The version of Stavinoha that suited up for 2017 was nothing like the previous year’s edition. Her stat line shot up, as she made the leap from a serviceable eight hitter—if only for her stellar defense—to tearing the cover off the ball.
“I think she just gained a lot of confidence,” Colleran says. “She went home after her freshman year and really put in a lot of work, she came in right from the fall and she was ready to go.”
“I really think that she knew what she wanted—to win an A-10 championship,” said Stefanoni. “I think that’s been in the forefront of her mind, in the summer and in the fall.”

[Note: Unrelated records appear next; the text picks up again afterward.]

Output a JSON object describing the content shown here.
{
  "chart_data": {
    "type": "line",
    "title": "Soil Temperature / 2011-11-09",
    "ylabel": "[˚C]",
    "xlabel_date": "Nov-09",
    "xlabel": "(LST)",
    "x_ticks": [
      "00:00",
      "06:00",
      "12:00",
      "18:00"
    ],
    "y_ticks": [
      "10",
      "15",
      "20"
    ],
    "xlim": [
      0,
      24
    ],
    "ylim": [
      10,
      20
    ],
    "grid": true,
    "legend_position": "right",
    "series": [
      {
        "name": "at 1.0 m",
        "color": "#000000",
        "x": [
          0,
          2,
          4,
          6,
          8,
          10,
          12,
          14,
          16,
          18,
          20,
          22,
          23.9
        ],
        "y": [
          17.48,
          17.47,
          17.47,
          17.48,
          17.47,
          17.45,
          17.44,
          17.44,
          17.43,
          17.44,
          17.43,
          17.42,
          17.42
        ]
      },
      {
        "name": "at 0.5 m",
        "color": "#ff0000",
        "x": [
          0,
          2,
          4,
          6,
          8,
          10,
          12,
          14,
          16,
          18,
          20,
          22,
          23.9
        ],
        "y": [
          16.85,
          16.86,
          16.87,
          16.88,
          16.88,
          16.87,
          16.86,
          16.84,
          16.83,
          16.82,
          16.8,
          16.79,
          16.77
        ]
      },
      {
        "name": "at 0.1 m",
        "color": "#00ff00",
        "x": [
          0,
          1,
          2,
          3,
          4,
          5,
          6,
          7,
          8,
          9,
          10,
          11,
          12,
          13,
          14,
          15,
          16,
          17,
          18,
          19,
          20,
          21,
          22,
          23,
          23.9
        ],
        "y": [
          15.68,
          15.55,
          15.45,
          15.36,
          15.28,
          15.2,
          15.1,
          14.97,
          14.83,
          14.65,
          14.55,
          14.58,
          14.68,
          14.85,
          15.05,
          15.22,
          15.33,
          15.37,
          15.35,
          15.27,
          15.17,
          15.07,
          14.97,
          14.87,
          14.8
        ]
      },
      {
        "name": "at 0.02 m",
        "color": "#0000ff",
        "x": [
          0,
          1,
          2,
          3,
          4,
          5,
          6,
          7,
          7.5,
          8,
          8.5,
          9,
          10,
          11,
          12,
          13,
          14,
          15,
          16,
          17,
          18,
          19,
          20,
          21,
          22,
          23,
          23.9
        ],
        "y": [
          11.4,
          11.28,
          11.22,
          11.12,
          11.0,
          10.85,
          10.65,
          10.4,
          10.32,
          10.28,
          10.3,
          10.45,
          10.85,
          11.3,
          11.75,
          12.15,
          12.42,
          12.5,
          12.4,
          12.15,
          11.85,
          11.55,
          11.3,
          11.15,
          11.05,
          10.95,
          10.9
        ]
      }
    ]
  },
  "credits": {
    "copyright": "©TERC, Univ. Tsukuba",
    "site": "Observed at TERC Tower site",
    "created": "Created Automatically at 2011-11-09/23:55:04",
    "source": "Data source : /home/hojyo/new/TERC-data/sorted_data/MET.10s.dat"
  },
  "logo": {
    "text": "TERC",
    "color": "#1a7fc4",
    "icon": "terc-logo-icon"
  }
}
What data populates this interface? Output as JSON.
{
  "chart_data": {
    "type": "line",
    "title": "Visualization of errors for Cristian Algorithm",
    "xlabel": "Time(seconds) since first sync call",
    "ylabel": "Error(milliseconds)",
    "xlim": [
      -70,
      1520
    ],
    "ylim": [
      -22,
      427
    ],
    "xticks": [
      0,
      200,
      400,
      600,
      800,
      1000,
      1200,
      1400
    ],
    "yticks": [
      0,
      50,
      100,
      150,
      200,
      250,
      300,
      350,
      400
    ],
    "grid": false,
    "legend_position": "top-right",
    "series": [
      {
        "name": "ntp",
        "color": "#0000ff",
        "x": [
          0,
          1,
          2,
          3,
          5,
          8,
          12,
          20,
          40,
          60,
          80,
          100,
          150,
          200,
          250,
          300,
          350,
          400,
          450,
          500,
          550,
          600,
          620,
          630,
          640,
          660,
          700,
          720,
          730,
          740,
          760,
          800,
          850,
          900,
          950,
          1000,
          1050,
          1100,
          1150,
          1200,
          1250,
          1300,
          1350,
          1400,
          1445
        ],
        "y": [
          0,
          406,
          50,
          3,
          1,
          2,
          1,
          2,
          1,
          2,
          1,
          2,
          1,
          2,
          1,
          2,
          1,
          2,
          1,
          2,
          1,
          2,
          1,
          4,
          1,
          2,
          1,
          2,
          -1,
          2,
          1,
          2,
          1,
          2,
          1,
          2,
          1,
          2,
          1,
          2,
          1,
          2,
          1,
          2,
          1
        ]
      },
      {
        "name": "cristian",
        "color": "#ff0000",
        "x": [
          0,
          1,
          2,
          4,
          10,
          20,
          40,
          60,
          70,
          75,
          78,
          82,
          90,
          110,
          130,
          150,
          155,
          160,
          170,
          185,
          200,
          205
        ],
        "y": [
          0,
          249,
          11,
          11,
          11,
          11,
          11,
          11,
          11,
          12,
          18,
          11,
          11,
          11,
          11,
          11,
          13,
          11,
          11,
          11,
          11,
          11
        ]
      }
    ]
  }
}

For Stavinoha, the jump wasn’t a surprise. Her freshman year was a letdown—she sees that rookie campaign as an underachievement rather than the second act as a revelation. A bit of the change was mechanics, moving away from slap hitting to stay planted in the box, but she thinks it all came down to an attitude shift.
“I was kind of like, screw this,” Stavinoha says. “I’m good, and I’m just going to do what I need to do to contribute to the team.
“I was sick of sucking,” she adds with a laugh.
Her breakout came at the perfect time—with senior Jena Cozza, the team’s best hitter and perhaps the conference’s best defensive shortstop, missing the first 29 games with a knee injury, Stavinoha shifted to the most crucial spots in the lineup—playing shortstop and hitting third—and never missed a beat.
“Last year, in preseason, I wasn’t feeling pressure,” she says. “I wasn’t thinking ‘oh my gosh, I need to fill Jena’s shoes, I need to fill Jena’s shoes.’ I was just thinking that I need to hit, I need to do what needs to be done to help the team, to produce some runs and some offense.”
“I really didn’t even notice with her,” says Stefanoni. “She didn’t make a huge deal about it, she was never nervous, and if she was she never showed it, ever. Her play at practice, her body language, she knew what we had to do.”